Posted by: boskydellfarm | September 17, 2008

the problem with aged cheeses

For a do-it-yourselfer like me, who has a lot of fresh milk on hand (3 gallons in the fridge today), I have many choices of what to make given some time and special ingredients. When planning what cheese to try to make next, I reviewed my cookbooks and the internet and found that by oversimplifying a 11oo year old art, I could divide cheeses up into three main categories:

Fresh cheeses – making cheese is just a nice way to store milk. So ricotta, mozzarella, cottage cheese, sour cream, and neufchatel are all nice and quick cheeses – they don’t have to sit somewhere for months ripening. You simply heat the milk slightly, add a little rennet, let it sit while it makes curds, cut the curds, then strain the whey out, add salt – and mostly you have cheeses in as little as a half hour and as long as a day, with some variations.

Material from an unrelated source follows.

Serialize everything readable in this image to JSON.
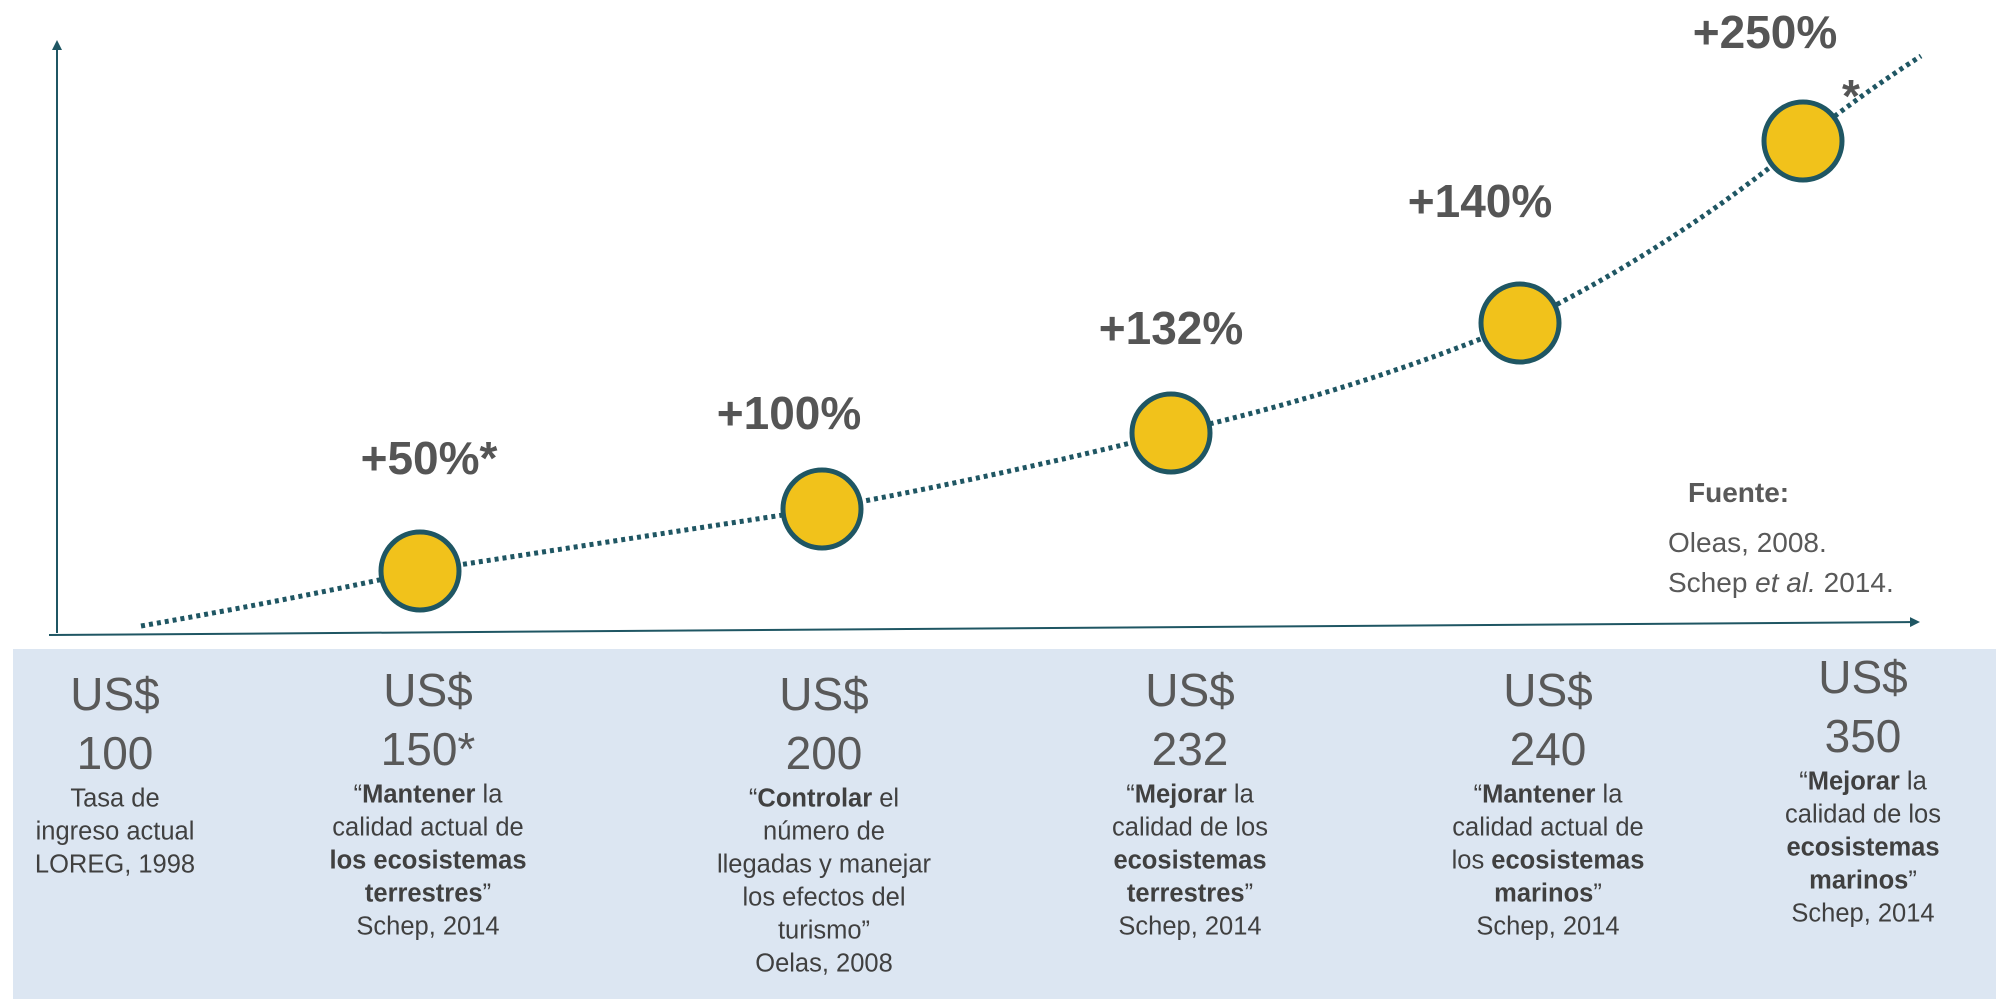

Hard cheeses – you need to press the curds to force the water out to make hard cheese. Then you let the cheese sit for days, months, years to allow it to age. Generally you need about 50 degrees F and 85 percent humidity, which is a problem for me. I have a root cellar that is humid, but that temperature will destroy the vegetables stored there. I could try to age the cheese in the cheese drawer of my second fridge, but it probably will be too cold, and not humid enough.

Moldy cheeses – Cheeses like brie and camembert are aged like hard cheeses, but you don’t press them to force the water out of the curd. Instead, you sandwich the cheese in a cheese mold/form, between two bamboo matts, like the ones you use to roll sushi, and then between 2 cheese boards (square slabs of maple) and you flip it – and then let it sit for a bit, then flip it again. Some of the water drains out – so it goes from the curd filling the form, to being a smaller and shorter wheel within the form. Not pressing the curds allows the center to stay soft. Mold is applied to the surface with a sprayer, the cheese grows a fuzzy coat that develops for months as it ages.

I’m just getting into this – really just want to try it, but I don’t have a cheese cave to maintain the cheeses for months at the proper temperature and humidity. My husband suggests we find an old fridge and run it at a warm setting and line the bottom of the unit with a pan of water. I think we’re going to try that.